Table 1 summarizes the socio-demographic characteristics and lifestyle of the people interviewed, stratified by gender, and urban and rural settings. A majority (80.1%) of the respondents were women, living in rural area (64.5%). 41.5% live in Nabatieh, 46.8% in South Lebanon, and 11.7% in Mount Lebanon Department. 18.8% have moved after their birth from urban (41.5%), rural (37.7%) or abroad (20.8%). The students’ age span was from 16 to 24 years and the mean, and median age of the respondents was 18.7 (SD = 1.16), and 18 years respectively. Most of the respondents were single (92.2%). Concerning the marital status we observed more married and fiancée in rural area (10.4% vs. 3.0%; p ≤ 0.05), and in female (9.7% vs. 0.0%; p ≤ 0.05); 77.3% studied in public health faculty. 98.9% of students were affiliated to social security (all had non Lebanese nationality). Regarding employment status, 20 (7.1%) of the students indicated that they were employed. The males reported worse financial status than the females where 8.9% vs. 2.2%; p ≤ 0.05 declared their financial status was very poor and poor. The largest proportion assessed their quality of life as good and very good (59.9%) or fair (37.6 %), with much smaller percentages for poor or very poor (2.5%), but the students living in urban areas reported bad quality of life (6.0% vs. 0.5%; p ≤ 0.05). The proportion of current smokers was significantly greater among men than women (26.8% vs. 11.5%; p ≤ 0.01). The water pipe was the main type of smoking (60.0% of men vs. 96.2% of women; p ≤ 0.01). Alcohol consumption was declared by 2.5% of respondents without statistically significant difference between men and women, and according to area of residence.
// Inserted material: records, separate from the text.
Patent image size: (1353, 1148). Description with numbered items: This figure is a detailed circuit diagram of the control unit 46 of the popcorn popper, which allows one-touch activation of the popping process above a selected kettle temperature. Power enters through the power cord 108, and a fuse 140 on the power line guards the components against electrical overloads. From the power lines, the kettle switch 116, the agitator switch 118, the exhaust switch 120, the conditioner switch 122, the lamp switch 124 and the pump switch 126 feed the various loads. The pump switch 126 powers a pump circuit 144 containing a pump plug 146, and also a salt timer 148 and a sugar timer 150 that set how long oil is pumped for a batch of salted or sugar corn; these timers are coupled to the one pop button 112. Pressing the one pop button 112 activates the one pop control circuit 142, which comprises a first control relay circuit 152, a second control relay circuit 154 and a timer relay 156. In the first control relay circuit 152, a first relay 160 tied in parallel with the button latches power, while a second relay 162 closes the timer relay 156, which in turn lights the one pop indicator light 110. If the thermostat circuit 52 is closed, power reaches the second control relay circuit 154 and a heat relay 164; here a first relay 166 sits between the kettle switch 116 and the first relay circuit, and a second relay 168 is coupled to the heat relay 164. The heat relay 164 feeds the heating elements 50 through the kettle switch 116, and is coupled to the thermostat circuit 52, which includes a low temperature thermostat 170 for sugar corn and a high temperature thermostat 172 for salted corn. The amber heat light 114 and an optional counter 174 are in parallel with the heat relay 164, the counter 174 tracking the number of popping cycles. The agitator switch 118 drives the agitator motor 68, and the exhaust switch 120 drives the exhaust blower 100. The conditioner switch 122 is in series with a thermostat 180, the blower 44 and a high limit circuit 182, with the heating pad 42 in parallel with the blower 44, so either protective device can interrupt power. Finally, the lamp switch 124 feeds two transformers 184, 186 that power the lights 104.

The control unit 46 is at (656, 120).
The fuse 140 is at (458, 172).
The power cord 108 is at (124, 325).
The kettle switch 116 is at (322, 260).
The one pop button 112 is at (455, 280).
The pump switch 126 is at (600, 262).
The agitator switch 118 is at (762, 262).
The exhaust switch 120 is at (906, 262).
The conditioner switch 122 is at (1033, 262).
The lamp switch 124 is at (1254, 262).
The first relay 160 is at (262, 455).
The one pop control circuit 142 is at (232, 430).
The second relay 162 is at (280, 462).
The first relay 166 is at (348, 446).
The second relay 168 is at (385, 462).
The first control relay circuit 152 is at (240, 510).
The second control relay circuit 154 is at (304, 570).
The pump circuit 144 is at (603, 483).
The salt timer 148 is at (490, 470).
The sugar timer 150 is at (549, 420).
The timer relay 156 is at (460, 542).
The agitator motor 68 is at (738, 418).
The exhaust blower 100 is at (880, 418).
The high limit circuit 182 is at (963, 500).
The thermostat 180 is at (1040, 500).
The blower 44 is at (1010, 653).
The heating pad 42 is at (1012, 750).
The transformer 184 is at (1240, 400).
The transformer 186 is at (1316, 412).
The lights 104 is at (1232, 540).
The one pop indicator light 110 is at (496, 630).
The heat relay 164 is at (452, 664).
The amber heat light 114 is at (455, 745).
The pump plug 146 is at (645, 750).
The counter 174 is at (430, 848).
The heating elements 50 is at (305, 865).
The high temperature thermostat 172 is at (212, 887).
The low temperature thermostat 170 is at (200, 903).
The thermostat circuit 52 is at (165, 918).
A higher rate of physical activity was reported by male students (87.5% vs. 49.6%; p ≤ 0.001). Indeed, 58.4% of the samples do the regular walking or jogging or running, and 41.6% of students declared doing physical activities including playing football or any other games, weight lifting, swimming, karate, horse riding, aerobics, and dancing. Higher rate of women declared that they are on diet (11.9% vs. 1.8%; p ≤ 0.05). Self-reported diseases and symptoms, employing a recall period of 12 months, were numerous, declared by 39.4% of young students. 11.2% were underweight, and 1.4% were obese.

Conflicts of Interest

The authors declare no conflicts of interest.